We found no detectable CRISPR-Cas9 associated off-target mutations in the gene-edited cells or calves derived from the gene-edited cell line. Comparison of de novo mutation in two gene-edited calves and three non-edited control calves did not reveal a higher mutation load in any one group, gene-edited or control, beyond those anticipated from spontaneous mutagenesis. Cell culture and somatic cell nuclear transfer cloning processes contributed the major source of contrast in mutational profile between samples.

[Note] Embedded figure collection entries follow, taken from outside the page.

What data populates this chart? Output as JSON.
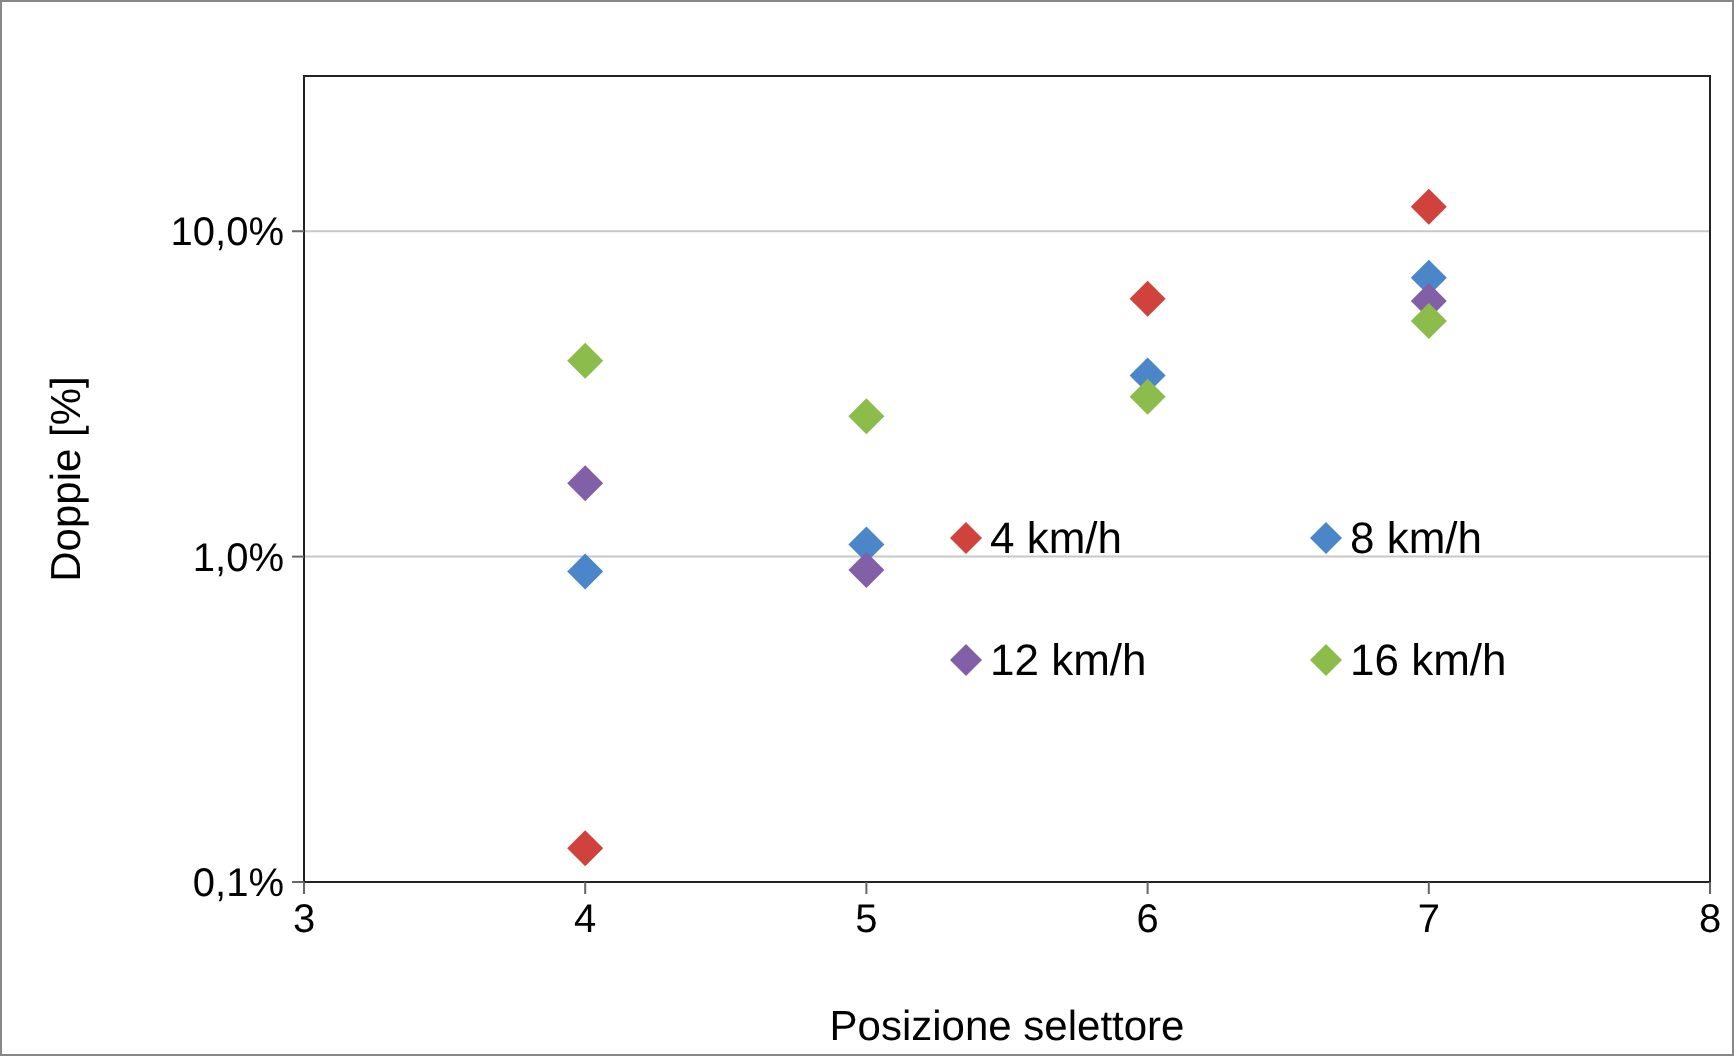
{
  "chart_data": {
    "type": "scatter",
    "xlabel": "Posizione selettore",
    "ylabel": "Doppie [%]",
    "log": "y",
    "xlim": [
      3,
      8
    ],
    "xticks": [
      3,
      4,
      5,
      6,
      7,
      8
    ],
    "ylim": [
      0.1,
      30
    ],
    "yticks": [
      {
        "value": 0.1,
        "label": "0,1%"
      },
      {
        "value": 1,
        "label": "1,0%"
      },
      {
        "value": 10,
        "label": "10,0%"
      }
    ],
    "grid": "y",
    "legend": "bottom right",
    "marker": "diamond",
    "x": [
      4,
      5,
      6,
      7
    ],
    "series": [
      {
        "name": "4 km/h",
        "color": "#d0433c",
        "values": [
          0.127,
          null,
          6.2,
          11.9
        ]
      },
      {
        "name": "8 km/h",
        "color": "#4a86c8",
        "values": [
          0.9,
          1.09,
          3.6,
          7.2
        ]
      },
      {
        "name": "12 km/h",
        "color": "#8160a8",
        "values": [
          1.68,
          0.91,
          null,
          6.1
        ]
      },
      {
        "name": "16 km/h",
        "color": "#8cbc4c",
        "values": [
          4.0,
          2.7,
          3.1,
          5.3
        ]
      }
    ]
  }
}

See: https://bmcgenomics.biomedcentral.com/articles/10.1186/s12864-021-07804-x

Figure 3: Absence of editing plasmid-specific fragments in genomic DNA extracted from the parental cell line (BEF2), the gene-edited cell clone CC14, DNA sent away for WGS of CC14 (CC14*), and genomic DNA extracted from cloned calves B071, 1805, and 1802. Each PCR reaction contained two sets of primers and BEF2 spiked in with 0.14pg of plasmid DNA was used as the positive control. (a) Primer pair designed to amplify bovine BTA2:110,817,757 − 110,818,275 bp (519 bp), and another designed to amplify CRISPR-Cas9 expression plasmid-specific region 6,263-7,019 bp (757 bp); (b) Primer pair designed to amplify bovine BTA2:110,817,757 − 110,818,275 bp (519 bp product), and another to amplify plasmid-specific region 6,939-7,628 bp (690 bp). (a) and (b) have been cropped, and full-length gels are presented in Supplementary Figure 2.